На Востоке принято считать, что живопись вышла из каллиграфии. Согласно книге "Ритуалов Чжоуского княжества" (династия Чжоу - 1122-247гг. до н. э.), "существует шесть видов каллиграфического стиля и третий из них - пиктограммы, они-то и несут в себе идею живописи. Вот почему следует понимать, что хотя каллиграфия и живопись именуются по-разному, но по сути представляют одно и то же" [1].

История письменности предполагает несколько иную последовательность. Из архаических изображений постепенно формировались простые, графически четкие рисунки, несущие определенный смысл. Сочетания символических рисунков и знаков составляли пиктограммы, трансформировавшиеся в стандартизированные иероглифы.

Независимо от последовательности событий, можно утверждать, что в восточной традиции сохранилась взаимосвязь между изображением и названием чего-либо. Как заметил известный американский исследователь искусства Рудольф Арнхейм: "Современный японец, задумавшись, может по-прежнему видеть восходящее из-за дерева солнце в тот момент, когда он смотрит на иероглифический знак "Кэнджи", обозначающий восток в слове Токио, восточной столице" [2].

Внутренняя связь между образом и смыслом проявилась в характерном для классического китайского искусства синтезе живописи, каллиграфии и поэзии, носящем название "трехсовершенства". Живопись содержит в себе стилизованные иероглифы ("…старые мастера, изображая ветки и ствол дикой сливы, уподобили их иероглифам нюй - "женщина", чжи - "это", гэ - "копье", ляо - "законченность"...[1]). Изображения дополняют авторские печати и стихотворные строки, выполненные в каллиграфическом стиле, соответствующем живописной манере. Все составные части образуют специфическое, чисто живописное пространство, подчиненное определенному ритму, заданному сочетанием сгущений и разряжений, наполненности и пустоты, Инь и Ян элементов мировой гармонии.

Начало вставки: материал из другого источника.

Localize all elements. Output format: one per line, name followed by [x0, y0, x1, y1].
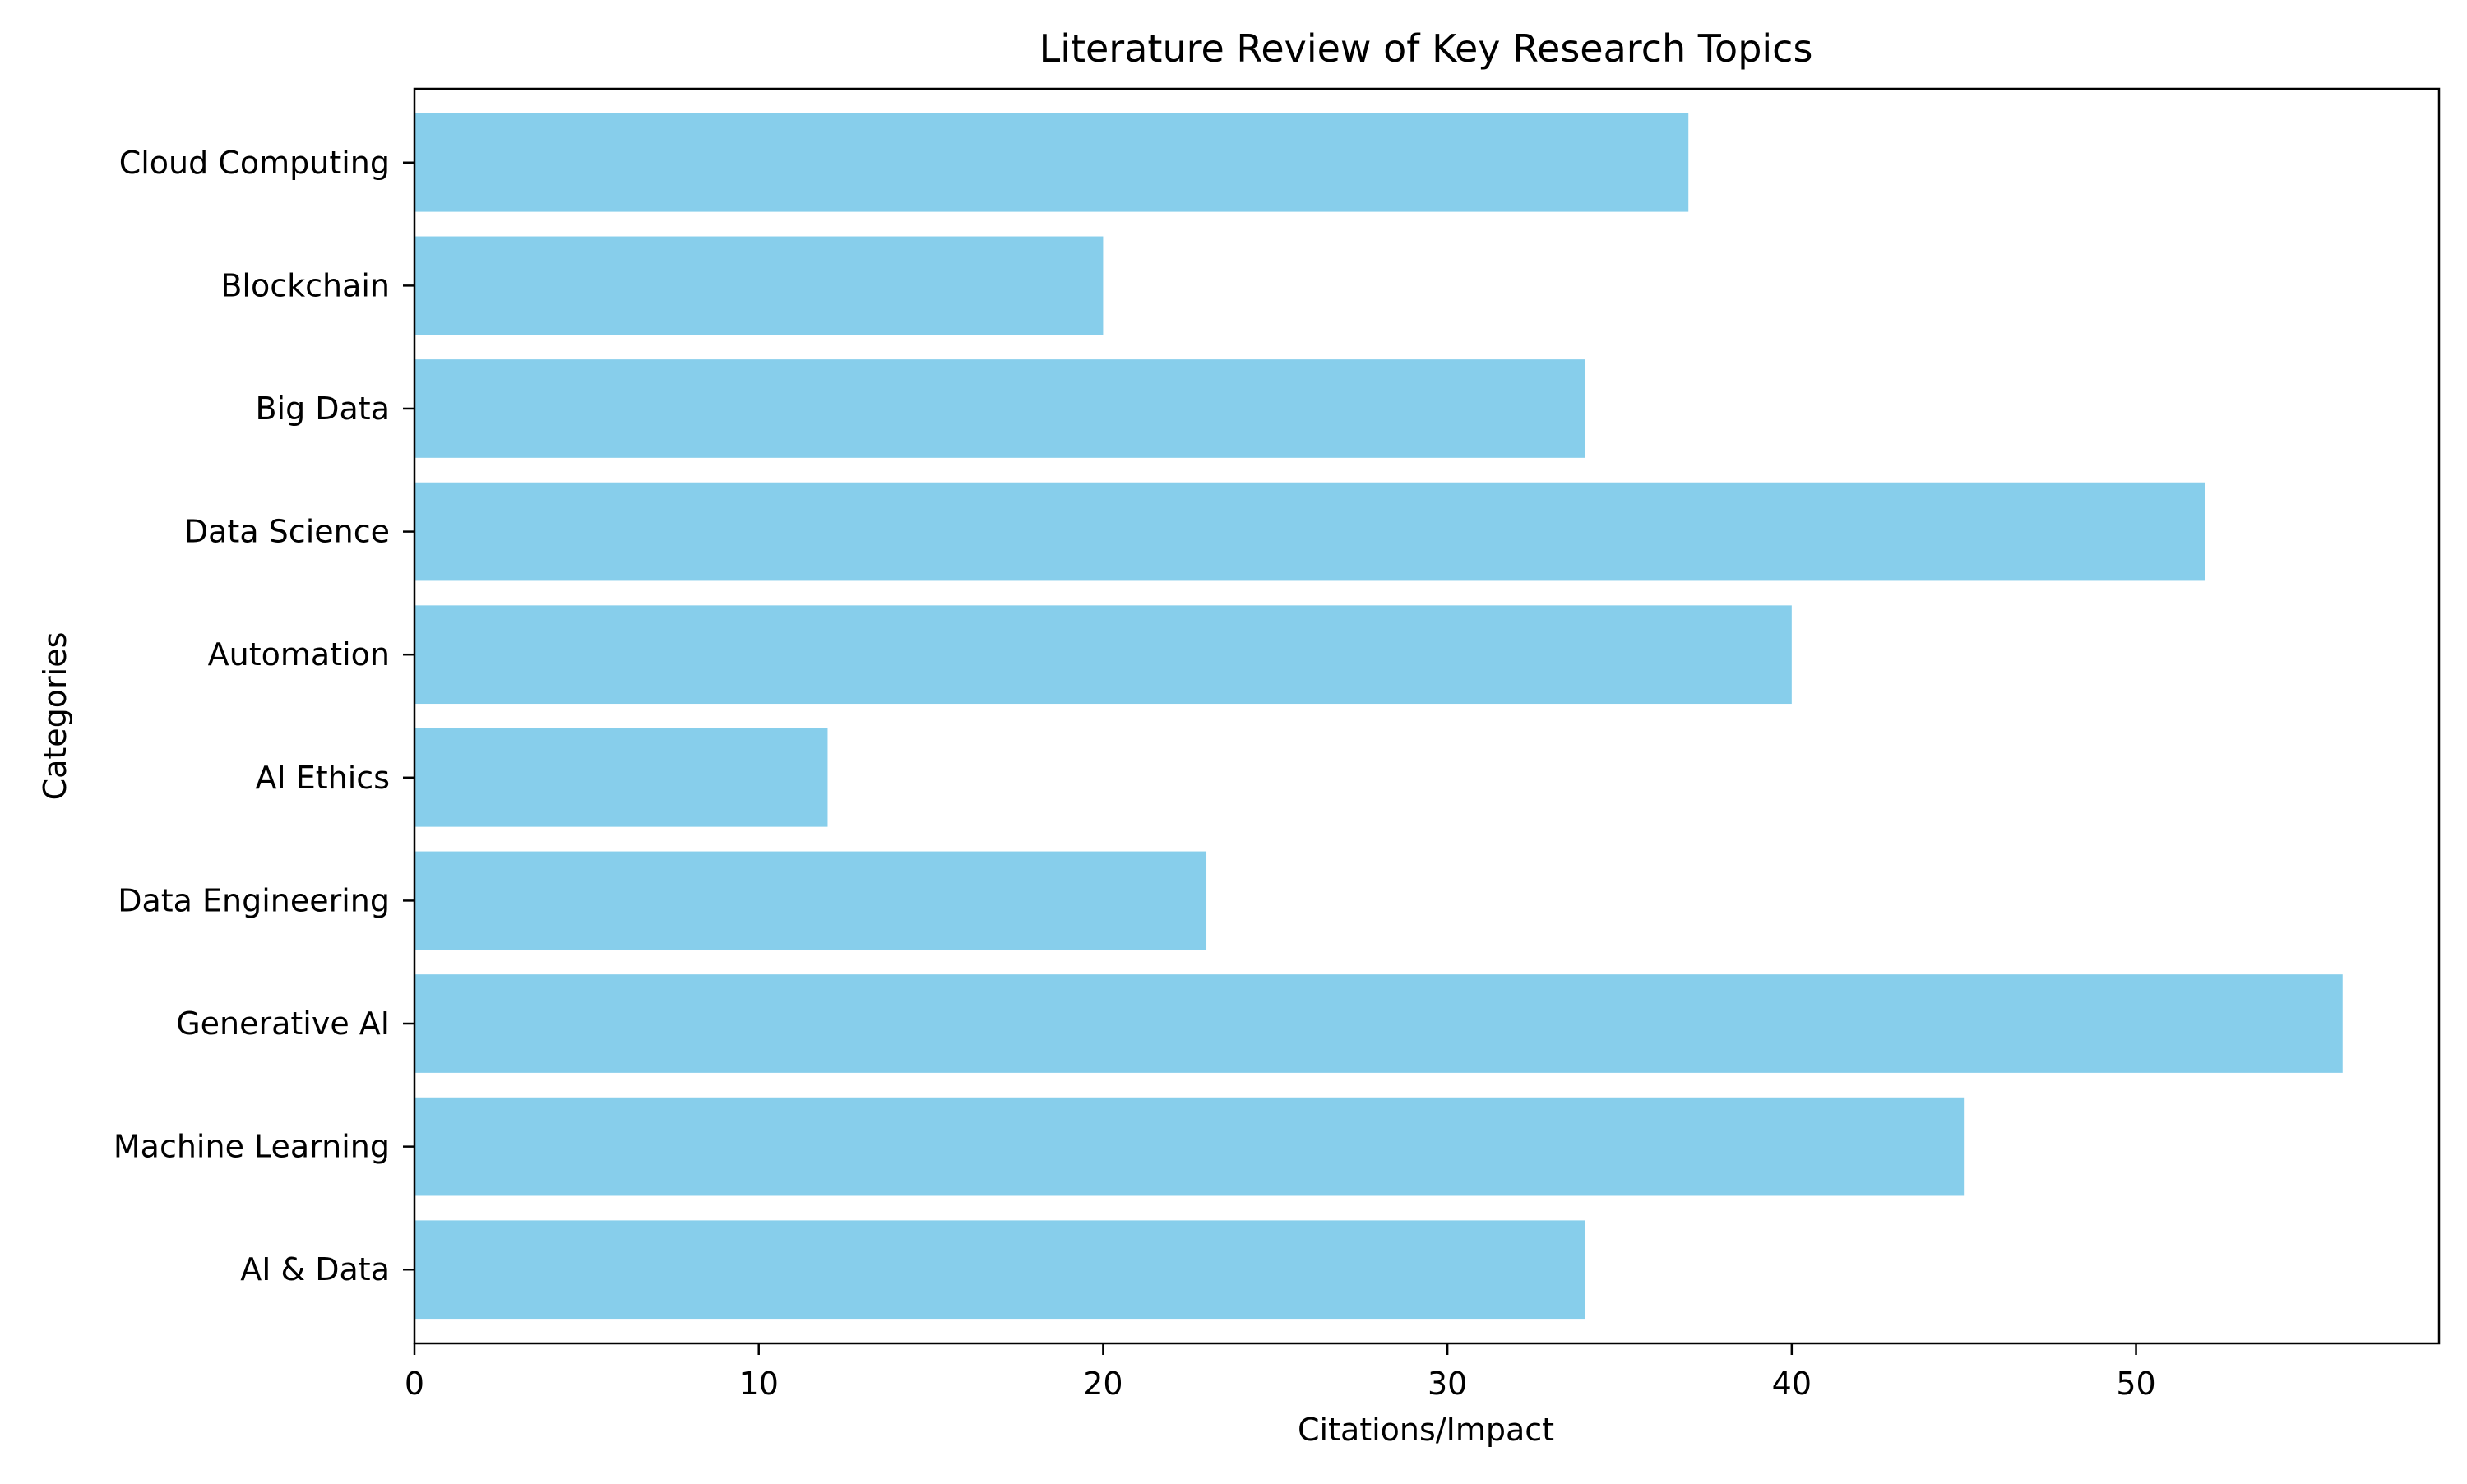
y-tick-label: Generative AI	[176, 1006, 390, 1042]
x-tick-label: 40	[1772, 1366, 1812, 1402]
bar	[414, 359, 1585, 458]
y-tick-label: Blockchain	[220, 267, 390, 303]
plot-frame	[413, 87, 2441, 1345]
bar	[414, 113, 1689, 212]
y-tick-label: AI & Data	[240, 1251, 390, 1288]
bar	[414, 605, 1792, 705]
bar	[414, 851, 1207, 950]
y-tick-label: Big Data	[255, 391, 390, 427]
bar	[414, 482, 2205, 581]
y-tick-label: Machine Learning	[113, 1129, 390, 1165]
bar	[414, 1097, 1965, 1196]
y-tick-label: Data Science	[184, 514, 390, 550]
x-tick-label: 50	[2116, 1366, 2155, 1402]
y-axis-label: Categories	[37, 632, 73, 801]
x-tick-label: 20	[1083, 1366, 1122, 1402]
x-tick-label: 0	[405, 1366, 424, 1402]
x-tick-label: 10	[739, 1366, 779, 1402]
y-tick-label: Automation	[208, 636, 390, 673]
y-tick-label: AI Ethics	[255, 760, 390, 796]
x-axis-label: Citations/Impact	[1298, 1412, 1554, 1448]
bar	[414, 1220, 1585, 1320]
y-tick-label: Data Engineering	[118, 882, 390, 918]
bar	[414, 974, 2343, 1073]
x-tick-label: 30	[1428, 1366, 1467, 1402]
y-tick-group: AI & Data Machine Learning Generative AI Da…	[113, 145, 414, 1288]
chart-title: Literature Review of Key Research Topics	[1039, 26, 1813, 71]
y-tick-label: Cloud Computing	[119, 145, 390, 181]
bar	[414, 728, 828, 827]
x-tick-group: 0 10 20 30 40 50	[405, 1343, 2156, 1402]
bars-group	[414, 113, 2343, 1320]
bar	[414, 236, 1104, 335]
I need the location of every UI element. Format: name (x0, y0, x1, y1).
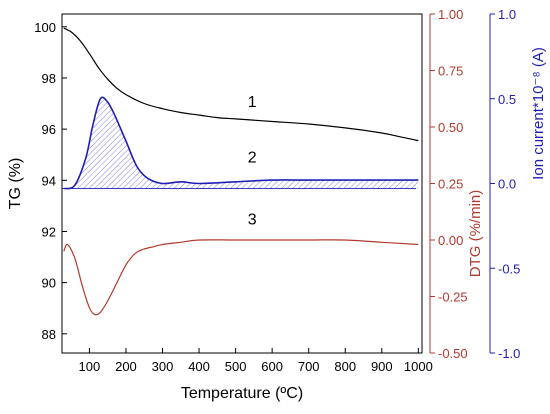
dtg-tick-label: -0.50 (438, 346, 468, 361)
axis-layer: 100 200 300 400 500 600 700 800 900 1000 Temperatu… (7, 7, 547, 402)
series-1-line (63, 27, 419, 142)
x-tick-label: 200 (115, 359, 137, 374)
series-2-line (63, 96, 419, 190)
dtg-tick-label: 0.50 (438, 120, 463, 135)
tg-tick-label: 98 (42, 71, 56, 86)
series-2-area (63, 98, 419, 189)
series-2-label: 2 (248, 150, 257, 167)
plot-layer: 1 2 3 (62, 27, 419, 316)
series-3-label: 3 (248, 212, 257, 229)
x-tick-label: 700 (298, 359, 320, 374)
ion-tick-label: -1.0 (498, 346, 520, 361)
x-tick-label: 100 (79, 359, 101, 374)
ion-axis-title: Ion current*10⁻⁸ (A) (530, 47, 547, 180)
tg-tick-label: 96 (42, 122, 56, 137)
x-tick-label: 800 (334, 359, 356, 374)
series-1-label: 1 (248, 94, 257, 111)
x-tick-label: 900 (371, 359, 393, 374)
tg-tick-label: 92 (42, 224, 56, 239)
series-3-line (63, 239, 419, 316)
dtg-tick-label: -0.25 (438, 290, 468, 305)
ion-tick-label: 1.0 (498, 7, 516, 22)
x-tick-label: 500 (225, 359, 247, 374)
tg-tick-label: 88 (42, 327, 56, 342)
dtg-axis-title: DTG (%/min) (467, 190, 484, 278)
ion-tick-label: 0.0 (498, 177, 516, 192)
tg-tick-label: 94 (42, 173, 56, 188)
plot-frame (61, 13, 423, 354)
ion-tick-label: 0.5 (498, 92, 516, 107)
ion-tick-label: -0.5 (498, 261, 520, 276)
dtg-tick-label: 0.25 (438, 177, 463, 192)
dtg-tick-label: 0.00 (438, 233, 463, 248)
x-tick-label: 300 (152, 359, 174, 374)
tg-tick-label: 90 (42, 276, 56, 291)
dtg-tick-label: 1.00 (438, 7, 463, 22)
x-axis-title: Temperature (ºC) (181, 385, 303, 402)
tg-tick-label: 100 (34, 20, 56, 35)
x-tick-label: 600 (261, 359, 283, 374)
x-tick-label: 400 (188, 359, 210, 374)
dtg-tick-label: 0.75 (438, 64, 463, 79)
tg-axis-title: TG (%) (7, 158, 24, 210)
x-tick-label: 1000 (404, 359, 433, 374)
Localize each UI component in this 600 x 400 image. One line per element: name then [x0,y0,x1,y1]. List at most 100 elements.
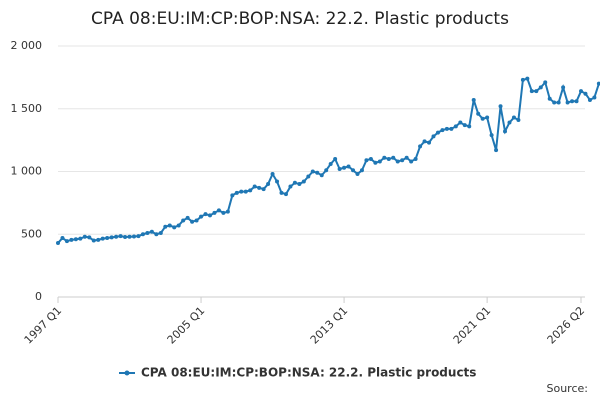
data-point [346,164,351,169]
data-point [292,180,297,185]
data-point [538,85,543,90]
data-point [266,182,271,187]
data-point [176,223,181,228]
data-point [547,96,552,101]
data-point [503,129,508,134]
data-point [355,172,360,177]
data-point [467,124,472,129]
data-point [109,235,114,240]
data-point [221,210,226,215]
data-point [565,100,570,105]
data-point [507,120,512,125]
data-point [149,229,154,234]
data-point [373,160,378,165]
data-point [123,235,128,240]
data-point [462,123,467,128]
data-point [587,97,592,102]
data-point [194,218,199,223]
x-tick-label: 1997 Q1 [22,304,65,347]
data-point [592,95,597,100]
data-point [310,169,315,174]
data-point [574,99,579,104]
data-point [131,234,136,239]
data-point [579,89,583,94]
data-point [64,239,69,244]
series-line [57,77,600,244]
data-point [243,189,248,194]
data-point [485,115,490,120]
data-point [342,165,347,170]
data-point [270,172,275,177]
data-point [136,234,141,239]
data-point [114,234,119,239]
data-point [185,215,190,220]
data-point [118,234,123,239]
data-point [82,234,87,239]
data-point [556,100,561,105]
data-point [216,208,221,213]
data-point [158,230,163,235]
data-point [435,130,440,135]
data-point [154,232,159,237]
x-tick-label: 2021 Q1 [451,304,494,347]
data-point [422,139,427,144]
data-point [297,182,302,187]
data-point [324,168,329,173]
data-point [431,134,436,139]
data-point [409,159,414,164]
data-point [404,155,409,160]
data-point [511,115,516,120]
data-point [561,85,566,90]
data-point [306,174,311,179]
data-point [275,179,280,184]
data-point [453,124,458,129]
data-point [552,100,557,105]
data-point [427,140,432,145]
data-point [96,237,101,242]
chart-title: CPA 08:EU:IM:CP:BOP:NSA: 22.2. Plastic p… [91,9,509,29]
data-point [69,237,74,242]
data-point [248,188,253,193]
data-point [56,241,60,246]
y-tick-label: 1 500 [11,102,43,115]
data-point [333,156,338,161]
data-point [190,219,195,224]
data-point [418,144,423,149]
data-point [395,159,400,164]
data-point [212,210,217,215]
data-point [364,158,369,163]
data-point [570,99,575,104]
data-point [328,161,333,166]
data-point [489,133,494,138]
data-point [440,128,445,133]
data-point [413,156,418,161]
data-point [476,111,481,116]
data-point [494,148,499,153]
data-point [181,218,186,223]
data-point [543,80,548,85]
data-point [359,168,364,173]
data-point [167,223,172,228]
data-point [145,230,150,235]
data-point [283,192,288,197]
data-point [73,237,78,242]
data-point [257,185,262,190]
data-point [105,236,110,241]
data-point [127,234,132,239]
data-point [91,238,96,243]
data-point [351,168,356,173]
data-point [386,156,391,161]
data-point [525,76,530,81]
legend-marker [124,370,130,376]
data-point [382,155,387,160]
data-point [377,159,382,164]
data-point [234,190,239,195]
data-point [315,170,320,175]
y-tick-label: 1 000 [11,165,43,178]
data-point [368,156,373,161]
data-point [288,184,293,189]
data-point [516,118,521,123]
data-point [252,184,257,189]
data-point [534,89,539,94]
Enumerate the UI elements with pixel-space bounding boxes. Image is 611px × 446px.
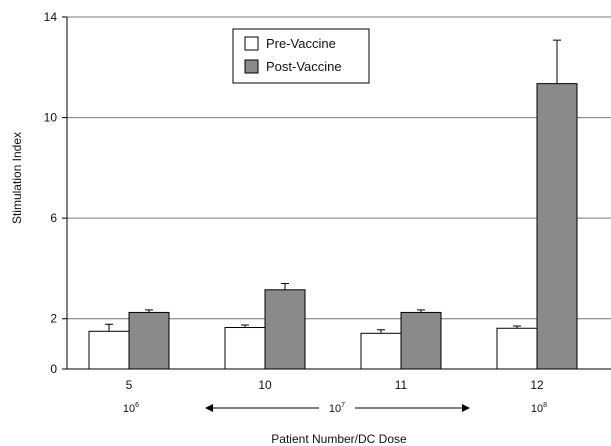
- gridlines: [67, 16, 611, 320]
- dose-label-1: 106: [123, 402, 139, 415]
- legend-label-pre-vaccine: Pre-Vaccine: [266, 36, 336, 51]
- y-tick-label-14: 14: [44, 10, 58, 24]
- y-tick-label-0: 0: [50, 362, 57, 376]
- y-axis-title: Stimulation Index: [10, 132, 24, 224]
- legend: Pre-Vaccine Post-Vaccine: [232, 28, 370, 84]
- bar-pre-vaccine-5: [88, 330, 130, 370]
- legend-swatch-pre-vaccine: [244, 36, 259, 51]
- x-tick-label-10: 10: [258, 378, 272, 392]
- bar-post-vaccine-12: [536, 83, 578, 370]
- x-tick-label-5: 5: [126, 378, 133, 392]
- bar-pre-vaccine-12: [496, 327, 538, 370]
- x-tick-label-11: 11: [395, 378, 408, 392]
- dose-label-2: 107: [329, 402, 345, 415]
- y-tick-label-2: 2: [50, 312, 57, 326]
- x-axis-title: Patient Number/DC Dose: [271, 432, 407, 446]
- dose-arrow-left-head: [205, 404, 213, 412]
- y-tick-label-6: 6: [50, 211, 57, 225]
- dose-arrow-right-head: [462, 404, 470, 412]
- bar-pre-vaccine-11: [360, 332, 402, 370]
- bars: [88, 39, 578, 370]
- axes: 0 2 6 10 14 5 10 11 12: [44, 10, 611, 392]
- legend-swatch-post-vaccine: [244, 59, 259, 74]
- legend-label-post-vaccine: Post-Vaccine: [266, 59, 342, 74]
- x-tick-label-12: 12: [530, 378, 544, 392]
- bar-pre-vaccine-10: [224, 327, 266, 370]
- bar-post-vaccine-5: [128, 311, 170, 370]
- dose-label-3: 108: [531, 402, 547, 415]
- bar-post-vaccine-10: [264, 289, 306, 370]
- dose-row: 106 107 108: [123, 402, 547, 415]
- y-tick-label-10: 10: [44, 111, 58, 125]
- bar-post-vaccine-11: [400, 311, 442, 370]
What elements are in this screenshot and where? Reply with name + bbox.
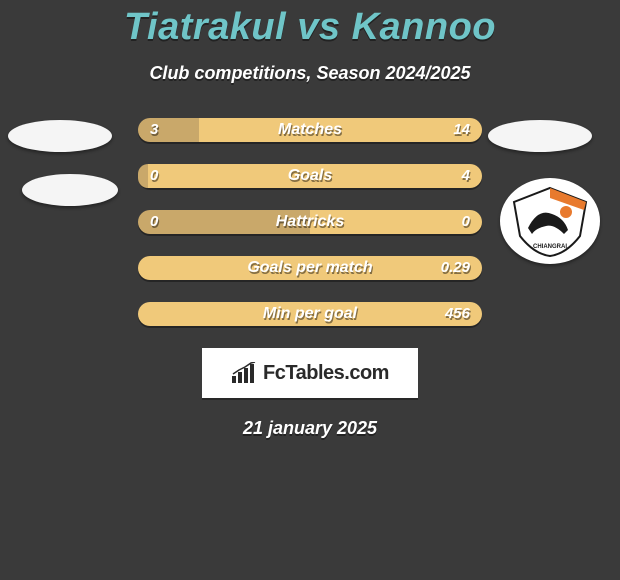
- stat-label: Hattricks: [138, 210, 482, 234]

Литературность и интеллектуальность, присущая классической китайской и японской живописи, неразрывно связана с живописной выразительностью. Живописное произведение, прежде всего, создает определенное поэтическое настроение. Внешние, природные формы служат лишь для передачи внутреннего состояния. Вот что пишет о китайской живописи известный китаевед и культуролог В. В. Малявин: "Картины в позднесредневековом Китае оценивали, с одной стороны, по их неосязаемому настроению, общей атмосфере, а с другой - по особенностям живописной техники, нюансам "игры туши" на бумаге, внеположным изображению как таковому. Предметное же содержание картины имело не большее значение, чем, скажем, сюжет в опере или балете" [3]. Восточное "трехсовершенство" снимает противоречие между формой и содержанием, между конкретным и абстрактным, что остается недостижимым идеалом в западной традиции.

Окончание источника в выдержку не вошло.